US presidents really don’t like social media although that seems to be for different reasons.

Former US president Donald Trump, for example, didn’t like that Twitter and Facebook could remove him at will and so he tried to push through legislation that would prevent them from doing that again.

Current US president, Joe Biden, also seems to have a dislike of social media following a brief, yet important statement made at the weekend.

When asked about COVID-19 misinformation and social media Biden responded with, “They’re killing people. Look, the only pandemic we have is among the unvaccinated.
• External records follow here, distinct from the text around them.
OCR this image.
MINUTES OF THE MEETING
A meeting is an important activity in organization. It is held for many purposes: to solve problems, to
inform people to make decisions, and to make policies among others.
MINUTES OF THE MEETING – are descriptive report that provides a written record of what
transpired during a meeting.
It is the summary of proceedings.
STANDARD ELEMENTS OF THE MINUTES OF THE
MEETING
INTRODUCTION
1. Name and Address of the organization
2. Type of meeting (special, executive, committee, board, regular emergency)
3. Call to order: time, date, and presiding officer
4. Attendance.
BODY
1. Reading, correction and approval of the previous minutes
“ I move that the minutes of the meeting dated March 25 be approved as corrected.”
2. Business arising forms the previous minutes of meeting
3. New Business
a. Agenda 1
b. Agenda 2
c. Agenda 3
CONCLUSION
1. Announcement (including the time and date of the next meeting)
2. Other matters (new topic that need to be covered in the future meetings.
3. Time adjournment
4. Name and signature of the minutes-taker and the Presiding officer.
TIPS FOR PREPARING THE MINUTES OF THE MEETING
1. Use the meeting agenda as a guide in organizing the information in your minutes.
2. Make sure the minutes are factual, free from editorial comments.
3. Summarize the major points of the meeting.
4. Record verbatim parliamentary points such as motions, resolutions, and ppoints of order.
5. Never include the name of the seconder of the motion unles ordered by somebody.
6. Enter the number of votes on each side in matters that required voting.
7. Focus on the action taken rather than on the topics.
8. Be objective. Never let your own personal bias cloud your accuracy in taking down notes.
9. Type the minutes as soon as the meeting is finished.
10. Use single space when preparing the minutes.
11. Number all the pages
They’re killing people.”

Is he right to say that?

In a study published in Nature in October 2020, researchers looked at if or how social media facilitates the spread of misinformation.

The study is rather interesting and you can read it in full here but the findings aren’t exactly conclusive.

“Our findings suggest that the interaction patterns of each social media combined with the peculiarity of the audience of each platform play a pivotal role in information and misinformation spreading,” reads the report.

This in turn means that the rate at which information (or misinformation) is spread depends on the audience, the interactions that take place on that platform and of course how the users engage in a particular topic.

In short, it’s a complex problem that can’t simply be boiled down to “they’re killing people”, as both users, operators and even lawmakers have a responsibility to ensure platforms uphold a particular standard.

Facebook hits back

Following Biden’s remarks, Facebook’s vice president of integrity, Guy Rosen, hit back in a big way.

The VP outlined the many ways Facebook has been fighting misinformation on its platform including linking users to reliable information from reputable sources, pointing folks to nearby vaccination clinics and working to reduce vaccine hesitancy.

“For people in the US on Facebook, vaccine hesitancy has declined by 50%; and they are becoming more accepting of vaccines every day,” says Rosen.

“The data shows that 85% of Facebook users in the US have been or want to be vaccinated against COVID-19. President Biden’s goal was for 70% of Americans to be vaccinated by July 4. Facebook is not the reason this goal was missed,” the VP added.

But we also recognise that Facebook can’t be an arbiter of truth if it doesn’t know the truth and that’s why, as Rosen rightly points out, COVID-19 and the misinformation associated with it requires a whole of society approach.

To our mind, the likes of Facebook and Twitter have embraced this approach to solving the problem and while more work needs to be done, painting mainstream social media with the same brush used to identify fringe collectives on Gab or GETTR is a bad idea.

We get it though, there is this unspoken need to call somebody the big bad in all of this and social media is an easy and seemingly sensible target.

However, we’d do well to address things like misinformation leading to vaccine hesitancy in more robust ways than answering a reporter’s question en route to a helicopter flight.